Thu Feb 23 17:11:11 EST 2006

An issue came up twice yesterday and I was wondering what other peoples 
thoughts are on it. The first incident happened when we were notified by a 
vendor that they had denied access to one of our IPs because their "systems 
detected a systematic downloading" of their web content. We identified the 
user and learned it was a researcher who is downloading large collections 
of articles from various vendors on a very broad topic. He then has servers 
that use complex algorithms to search the full-text of the articles to 
determine which articles are pertinent to his research.
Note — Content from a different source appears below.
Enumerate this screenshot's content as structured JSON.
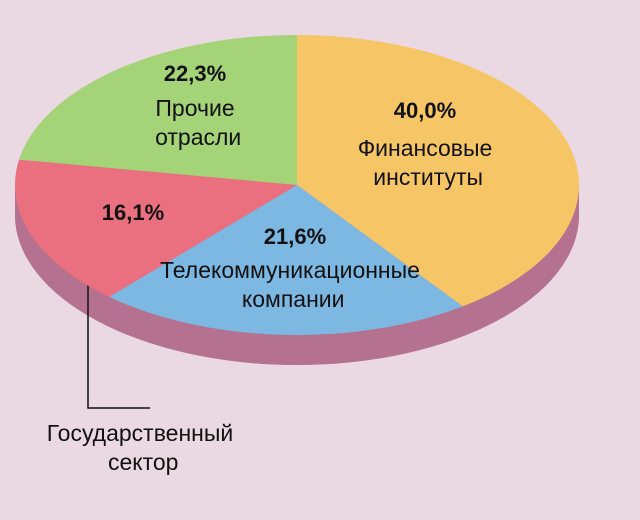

A few hours after this incident I saw a demo of a new product for science 
researchers called QUOSA. Within the software you connect to a database, do 
a search, and then select which articles you want to download. You can 
download as many articles as you want in the results list (as long as your 
institution has a subscription to the online journal). It will then 
download the articles and organize them. It also has a feature that allows 
you to search your local collections.

These two scenarios raised some ethical questions for me. Most (if not all) 
journal vendors state that they do not allow data mining but in both cases 
the users are downloading these articles because of the additional 
functionality that is not available within many of the databases i.e. it 
will actually allow you to index and search the actual full-text of an 
article not just the abstract and citation information. Have any of you 
come across this with any of your users? If so how did you handle it with 
the users and the vendors?

Michelle

Michelle Frisque
Head, Information Systems, Galter Health Sciences Library
Northwestern University, Chicago, IL
312-503-7074 voice / 312-503-1204 fax
mfrisque at northwestern.edu